In the next phase of business development, the company plans to help the instructors get certifications for their classes.
For more information, visit www.rsoftwareco.com.
Port Angeles Farmers Market
The Port Angeles Farmers Market, open every Saturday at the Clallam County Courthouse parking lot at Fourth and Peabody streets from 10 a.m. to 2 p.m., is hoping to use the grant money to attract more vendors, said Michele d’Hemecourt, market manager.
“We would like to grow the customer base, to grow the vendor base,” she said.
“We’ve already grown significantly, and then also market ourselves to a targeted audience.
“We want to grow from a well-established small organization to doing more and reaching out more.”

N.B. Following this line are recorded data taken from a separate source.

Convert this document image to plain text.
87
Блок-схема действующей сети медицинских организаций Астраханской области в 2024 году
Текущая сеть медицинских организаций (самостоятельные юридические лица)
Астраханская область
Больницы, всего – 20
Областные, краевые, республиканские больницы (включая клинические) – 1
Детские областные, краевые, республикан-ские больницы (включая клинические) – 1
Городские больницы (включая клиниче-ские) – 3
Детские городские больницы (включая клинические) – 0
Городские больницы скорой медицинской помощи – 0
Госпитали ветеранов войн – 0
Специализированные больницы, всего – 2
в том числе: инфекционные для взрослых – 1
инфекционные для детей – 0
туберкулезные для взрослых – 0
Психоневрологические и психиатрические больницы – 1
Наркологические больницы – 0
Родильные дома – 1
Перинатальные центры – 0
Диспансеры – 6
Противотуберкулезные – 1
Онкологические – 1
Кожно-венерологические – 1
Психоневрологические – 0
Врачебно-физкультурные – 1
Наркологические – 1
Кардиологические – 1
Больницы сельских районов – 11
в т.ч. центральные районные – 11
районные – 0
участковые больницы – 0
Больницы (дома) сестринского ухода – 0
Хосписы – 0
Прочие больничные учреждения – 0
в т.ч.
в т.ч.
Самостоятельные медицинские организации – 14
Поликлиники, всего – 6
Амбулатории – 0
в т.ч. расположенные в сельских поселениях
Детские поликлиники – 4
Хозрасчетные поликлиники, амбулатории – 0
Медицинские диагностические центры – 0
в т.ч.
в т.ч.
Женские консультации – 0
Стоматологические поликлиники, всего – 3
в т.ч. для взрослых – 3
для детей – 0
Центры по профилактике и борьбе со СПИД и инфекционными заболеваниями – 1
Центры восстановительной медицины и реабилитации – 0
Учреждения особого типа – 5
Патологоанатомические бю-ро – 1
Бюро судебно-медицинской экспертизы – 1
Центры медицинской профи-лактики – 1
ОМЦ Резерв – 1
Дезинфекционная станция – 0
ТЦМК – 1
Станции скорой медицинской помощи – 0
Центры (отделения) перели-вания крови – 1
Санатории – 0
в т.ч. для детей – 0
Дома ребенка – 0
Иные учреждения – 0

The market has been incorporated since 2001 and is a Washington state nonprofit.
For more information, visit www.portangelesfarm ersmarket.com.
Umami Sea Vegetables
Umami Sea Vegetables, owned by Timothy Visi of Sequim, grows edible seaweed, including nori, ogo, flatbrush, dulse and wakame, also known as winged kelp.
Visi hopes to start selling all the varieties to grocery stores and restaurants across Western Washington.
Visi is a biologist who’s worked for the National Oceanic and Atmospheric Administration, the commercial fishing industry and for Soliv, a Port Orchard aquaculture company.
He has secured a $40,000 loan from ShoreBank Enterprise Cascadia, a nonprofit lender that supports environmentally conscious, locally owned companies.
For more information, e-mail him at seqweedguru1@gmail.com.
IMPACT Product Development & Marketing
Brad Griffith, owner of IMPACT, said he can see things that don’t yet exist.
One example of that is his first product on the market under his IMPACT title — a miniature catapult and competition kit for Boy Scouts.
The kits can be used to learn about engineering, make an attractive display and help the Boy Scouts earn five merit badges while they are at it.
“I’m part of the Olympic Peninsula Inventors group, and one of our main goals is to find stuff that can be produced on the Peninsula,” said the Sequim resident.
“All that being an inventor means is that I can see stuff that doesn’t yet exist.
“My business helps people like me to get their products to market.”